Despite the fact that it took me three months to read (I had about 12 other books to read during that time, I promise!), this classic text is a page-turner, spurred on by Jane’s somewhat sassy narrative in which she often addresses the reader directly, justifying the somewhat unbelievable events of her story to make them utterly convincing. I’m glad I stuck it out, even though the MOVIE NEVER CAME TO MY TOWN. Guess I’ll have to wait for the RedBox, and in the meantime, watch the trailer over and over.

2 stars

My vote’s for Peeta.

The Hunger Games by Suzanne Collins (2008)

I have to admit something. Sometimes I think YA books are just better than grown-up books. I spend serious amounts of time in the kids and YA sections of book stores. There are just as many YA books that I want to read as adult literature. It’s embarrassing sometimes to be sitting in the dentist’s office reading books meant for fourteen year olds, when I’m almost twenty two. And yet, they’re just. so. good.

But I wouldn’t be embarrassed about this one.
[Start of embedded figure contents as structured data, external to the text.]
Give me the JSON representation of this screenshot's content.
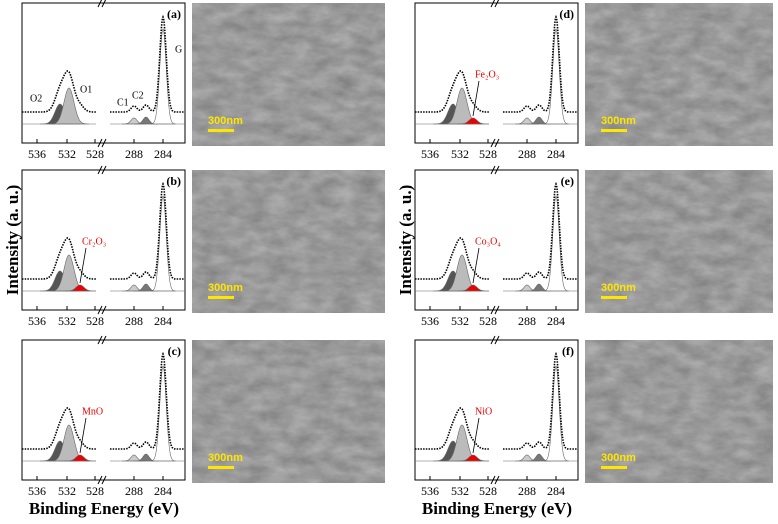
{
  "x_ticks": [
    "536",
    "532",
    "528",
    "288",
    "284"
  ],
  "y_axis_label": "Intensity (a. u.)",
  "x_axis_label": "Binding Energy (eV)",
  "panels": [
    {
      "label": "(a)",
      "annotations": [
        "O2",
        "O1",
        "C1",
        "C2",
        "G"
      ],
      "scale_bar": "300nm"
    },
    {
      "label": "(b)",
      "annotations": [
        "Cr₂O₃"
      ],
      "scale_bar": "300nm"
    },
    {
      "label": "(c)",
      "annotations": [
        "MnO"
      ],
      "scale_bar": "300nm"
    },
    {
      "label": "(d)",
      "annotations": [
        "Fe₂O₃"
      ],
      "scale_bar": "300nm"
    },
    {
      "label": "(e)",
      "annotations": [
        "Co₃O₄"
      ],
      "scale_bar": "300nm"
    },
    {
      "label": "(f)",
      "annotations": [
        "NiO"
      ],
      "scale_bar": "300nm"
    }
  ]
}
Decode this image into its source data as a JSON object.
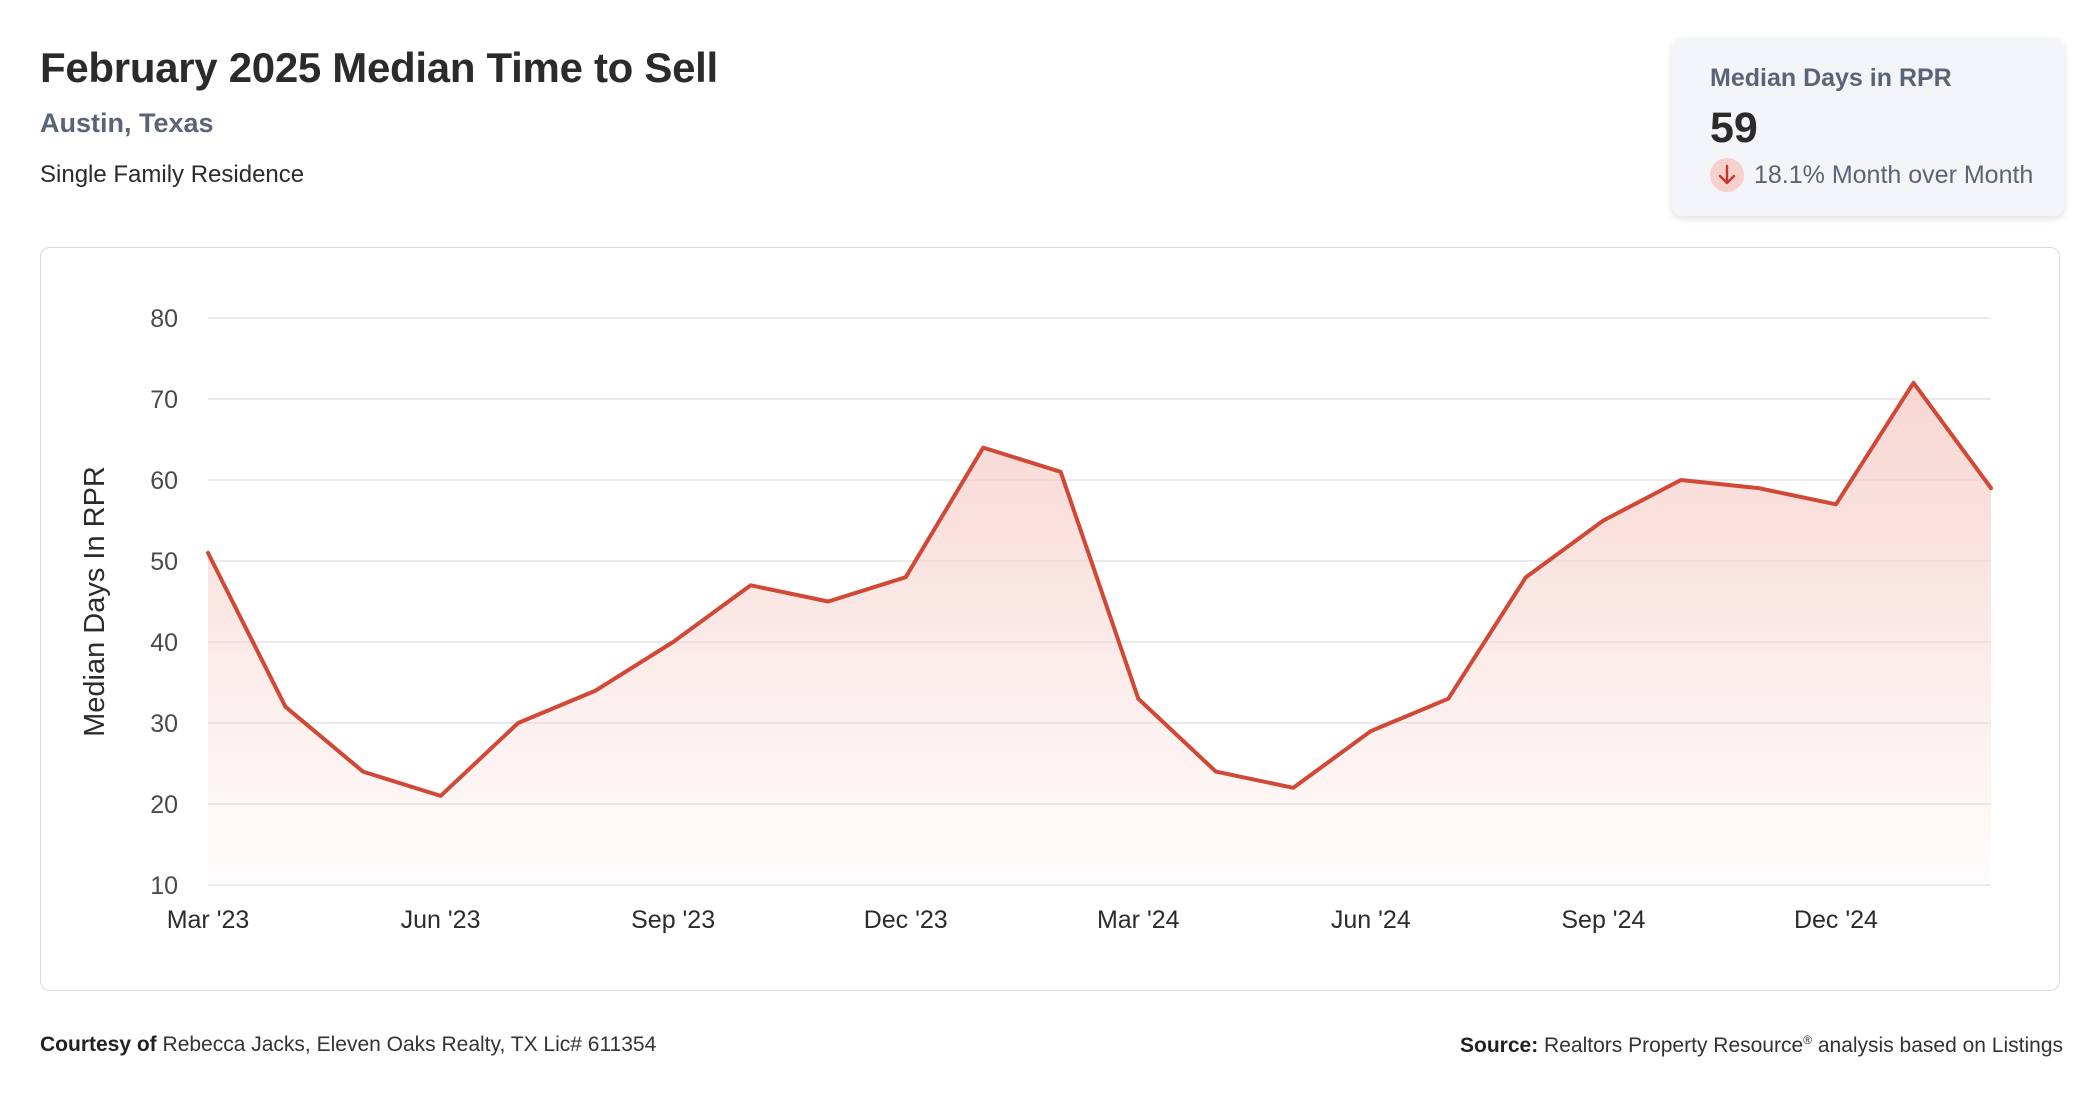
{
  "header": {
    "title": "February 2025 Median Time to Sell",
    "location": "Austin, Texas",
    "property_type": "Single Family Residence"
  },
  "stat_card": {
    "label": "Median Days in RPR",
    "value": "59",
    "change": "18.1% Month over Month",
    "change_icon": "arrow-down-icon",
    "change_direction": "down"
  },
  "footer": {
    "courtesy_label": "Courtesy of",
    "courtesy_text": "Rebecca Jacks, Eleven Oaks Realty, TX Lic# 611354",
    "source_label": "Source:",
    "source_text": "Realtors Property Resource",
    "source_mark": "®",
    "source_suffix": "analysis based on Listings"
  },
  "colors": {
    "line": "#d14836",
    "fill": "#f6cfca",
    "grid": "#e3e3e3",
    "axis_text": "#4a4a4a"
  },
  "chart_data": {
    "type": "area",
    "xlabel": "",
    "ylabel": "Median Days In RPR",
    "ylim": [
      10,
      80
    ],
    "yticks": [
      10,
      20,
      30,
      40,
      50,
      60,
      70,
      80
    ],
    "grid": true,
    "x": [
      "Mar '23",
      "Apr '23",
      "May '23",
      "Jun '23",
      "Jul '23",
      "Aug '23",
      "Sep '23",
      "Oct '23",
      "Nov '23",
      "Dec '23",
      "Jan '24",
      "Feb '24",
      "Mar '24",
      "Apr '24",
      "May '24",
      "Jun '24",
      "Jul '24",
      "Aug '24",
      "Sep '24",
      "Oct '24",
      "Nov '24",
      "Dec '24",
      "Jan '25",
      "Feb '25"
    ],
    "xtick_labels": [
      {
        "index": 0,
        "label": "Mar '23"
      },
      {
        "index": 3,
        "label": "Jun '23"
      },
      {
        "index": 6,
        "label": "Sep '23"
      },
      {
        "index": 9,
        "label": "Dec '23"
      },
      {
        "index": 12,
        "label": "Mar '24"
      },
      {
        "index": 15,
        "label": "Jun '24"
      },
      {
        "index": 18,
        "label": "Sep '24"
      },
      {
        "index": 21,
        "label": "Dec '24"
      }
    ],
    "series": [
      {
        "values": [
          51,
          32,
          24,
          21,
          30,
          34,
          40,
          47,
          45,
          48,
          64,
          61,
          33,
          24,
          22,
          29,
          33,
          48,
          55,
          60,
          59,
          57,
          72,
          59
        ]
      }
    ]
  }
}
Joining the ranks of The Giver, Farhenheit 451, and 1984, The Hunger Games tells the story of Katniss, a teenage girl attempting to keep her family alive in the post-apocalytic society of Panem. The Capitol of Panem, in order to remind their citizens who is in control, requires that two tributes (a male and female) from each district (12 districts total) be sent every year to complete in the Hunger Games, a gladiator-style, televised fight to the death. The worst part: the fighters are all children.

When Katniss’s younger sister is selected to be a tribute of District 12, Katniss volunteers to take her place and is suddenly thrust into a fight for her life. Quickly, Katniss must learn how to compete in an arena of killers, some of whom have been training their whole lives for the honor of being victor. Brutal, horrifying, and heartbreaking at times, Collins keeps the pages turning with Katniss’ dark humor and realistic struggles–struggles that all teens go through, despite her somewhat unique situation. OH, and there’s a romantic storyline too (TWO actually), so you’re sure to get your fix of teen angst. First, there’s Gale, Katniss’ best friend from District 12, the guy who has been her companion since childhood. Then there’s Peeta, Katniss’ District 12 partner in the Games, whose affections for Katniss may just be a plot to win. Katniss spends a lot of her time confused about who has feelings for whom and whether she likes anybody. Let’s be honest–when you’re a 16-year-old girl, who cares if 23 people are trying to kill you. What really matters at the end of the day is who you’re kissing.

This is just the first book of a trilogy, so the ending kind of sucks (it’s NOT and ending, in fact), but I’m almost through the second book and I’m loving this one even more. I’m thoroughly bummed that the next one isn’t coming out until the end of the summer. What’s a girl to do?

2.5 stars (I really want to give it a three. But I just can’t quite do it.)